Marie Gernes, Spring 2004
I was waiting to meet a friend on the stairway to plan our afternoon in the city. This tiny boy with floppy brown hair skipped up the steps and sat down next to me, pointing at my camera and making funny faces. He spoke enough English to compensate for my complete ignorance of Vietnamese, and introduced himself as Tao, asked to play with my camera, and wanted to take pictures. Tao moved like he was full of light, like he didn’t need to think to run.
I was in a daze. That morning, I had gone to the American War Museum, in part to pay respects as an American, not realizing that you can’t pay for respect in a situation like that.
I paid an entrance fee, paid for books sold by a veteran in the courtyard, paid what I thought I could as an American surrounded by pictures of devastated fields, starving children and murder. When my dad was just a few years older than I was on that day, he had lived outside Saigon in Army barracks as a helicopter pilot in the Vietnam War. We had Vietnamese art on our living room walls. He’d never made a big deal of his time there and didn’t let it define his life,only showing me his slides the day before I left for SAS and saying what a beautiful country he’d seen. There was a helicopter in the museum’s courtyard — this place was part of my history, too.
Tao found me later on those steps and stuck out his tongue, crossed his eyes for the camera, laughed when he saw the pictures on the screen. He made me smile too, then snuggled his head on my shoulder when he saw tears come to my eyes. When my friend Lacy met us, he took one of each of our hands and swung to jump down the steps, suspended between us. “Be careful,” he told us several times. He took us through the market around the city, I don’t remember exactly what we did all afternoon, but I remember that he kept smiling, asking to take pictures, pointing out parts of his city that we would never have noticed.

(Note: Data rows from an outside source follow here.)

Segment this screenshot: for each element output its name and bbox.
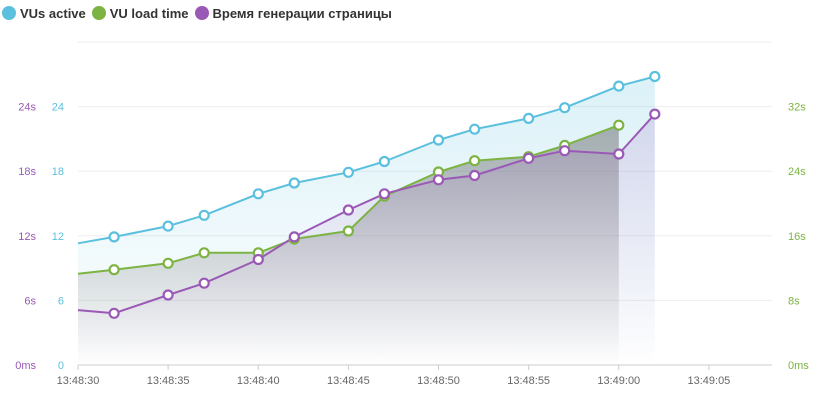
- legend-label-vu-load-time: VU load time: [109, 5, 189, 21]
- y-tick-label-vus-active: 24: [52, 102, 64, 114]
- data-point-vu-load-time: [342, 225, 354, 237]
- series-points: [108, 70, 661, 319]
- data-point-vus-active: [649, 70, 661, 83]
- data-point-vus-active: [108, 231, 120, 243]
- data-point-generation-time: [378, 188, 390, 200]
- y-tick-label-generation-time: 12s: [18, 231, 36, 243]
- x-tick-label: 13:48:50: [417, 375, 460, 387]
- data-point-generation-time: [559, 145, 571, 157]
- legend-item-vus-active[interactable]: VUs active: [2, 6, 86, 21]
- data-point-vu-load-time: [108, 264, 120, 276]
- y-tick-label-generation-time: 24s: [18, 102, 36, 114]
- data-point-generation-time: [342, 204, 354, 216]
- data-point-generation-time: [432, 174, 445, 186]
- x-tick-label: 13:48:40: [237, 375, 280, 387]
- data-point-generation-time: [162, 289, 174, 301]
- data-point-generation-time: [522, 152, 535, 164]
- area-generation-time: [78, 114, 655, 365]
- data-point-vus-active: [342, 166, 354, 178]
- y-tick-label-vus-active: 18: [52, 166, 64, 178]
- y-tick-label-vu-load-time: 8s: [788, 295, 800, 307]
- x-tick-label: 13:49:00: [597, 375, 640, 387]
- data-point-vu-load-time: [198, 247, 210, 259]
- data-point-vu-load-time: [469, 155, 481, 167]
- y-tick-label-vus-active: 0: [58, 360, 64, 372]
- y-tick-label-vu-load-time: 32s: [788, 102, 806, 114]
- data-point-vus-active: [162, 220, 174, 232]
- line-vus-active: [77, 75, 656, 245]
- data-point-generation-time: [108, 307, 120, 319]
- legend-swatch-generation-time: [194, 6, 209, 20]
- x-tick-label: 13:48:55: [507, 375, 550, 387]
- y-tick-label-generation-time: 6s: [24, 295, 36, 307]
- legend-swatch-vu-load-time: [91, 6, 106, 20]
- data-point-vus-active: [469, 123, 481, 135]
- x-tick-label: 13:49:05: [687, 375, 730, 387]
- x-tick-label: 13:48:45: [327, 375, 370, 387]
- y-tick-label-generation-time: 18s: [18, 166, 36, 178]
- data-point-generation-time: [288, 231, 300, 243]
- data-point-vus-active: [432, 134, 445, 146]
- data-point-generation-time: [469, 169, 481, 182]
- x-tick-label: 13:48:30: [57, 375, 100, 387]
- x-tick-label: 13:48:35: [147, 375, 190, 387]
- legend-label-vus-active: VUs active: [20, 5, 86, 21]
- chart-legend: VUs active VU load time Время генерации …: [2, 3, 394, 23]
- y-tick-label-vus-active: 6: [58, 295, 64, 307]
- y-tick-label-vu-load-time: 24s: [788, 166, 806, 178]
- series-areas: [78, 76, 655, 365]
- data-point-generation-time: [649, 108, 661, 120]
- data-point-vus-active: [198, 209, 210, 221]
- legend-label-generation-time: Время генерации страницы: [212, 5, 392, 21]
- data-point-vus-active: [252, 188, 264, 200]
- data-point-vu-load-time: [162, 257, 174, 269]
- data-point-vus-active: [559, 102, 571, 114]
- legend-item-generation-time[interactable]: Время генерации страницы: [194, 5, 392, 21]
- legend-item-vu-load-time[interactable]: VU load time: [91, 5, 189, 21]
- y-tick-label-vu-load-time: 0ms: [788, 360, 809, 372]
- data-point-vu-load-time: [613, 119, 625, 131]
- data-point-vus-active: [378, 155, 390, 168]
- data-point-generation-time: [613, 148, 625, 160]
- y-tick-label-vu-load-time: 16s: [788, 231, 806, 243]
- data-point-vus-active: [613, 80, 625, 92]
- data-point-vus-active: [288, 177, 300, 189]
- y-tick-label-generation-time: 0ms: [15, 360, 36, 372]
- line-generation-time: [77, 113, 656, 315]
- data-point-generation-time: [252, 253, 264, 266]
- axis-ticks: 0ms 0 0ms 6s 6 8s 12s 12 16s 18s 18 24s 24s 24 32s 13:4…: [15, 102, 809, 387]
- data-point-generation-time: [198, 277, 210, 289]
- y-tick-label-vus-active: 12: [52, 231, 64, 243]
- legend-swatch-vus-active: [2, 6, 16, 20]
- data-point-vus-active: [522, 112, 535, 125]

We stopped for an ice cream cone and Lacy and I took out our wallets to pay. Lacy’s traveler’s checks were gone. Tao didn’t run away, he just looked around and put his hands in his pockets. “Be careful.” In his pocket, I saw a wad of checks Tao was holding onto that he’d taken from Lacy’s bag. He gave it back and said simply, “Sorry.”
“Be careful,” he said to us–I wish I could say we’d done the same for him. I know we bought him a meal, we asked if wanted anything, we gave him some money to take home – but in the end he left for home and so did we. I wish I would say that we’d both given him all of our cash, knowing we had a free meal on the ship and plenty of souvenirs already. I wish there was some way to start to even out our lives. Need was not an issue for us in the way it was for Tao. I remember that we weren’t mad, but we both inexplicably felt hurt. How could we possibly have felt betrayed by someone we’d just met,by a child who clearly needed money more than we ever would?
When Don asked us to write our toothbrush letters in Core, I wrote about Tao and a woman I’d met in Lençois, Brazil. I think of them both when I remember Semester at Sea for reasons that I think are different but complementary, mixed up in a way that reminds me of that time. I remember sharing absolute contentment with an older woman in Lençois, regret and sorrow with a small boy in Vietnam. And I remember feeling joy with people on opposite sides of this world.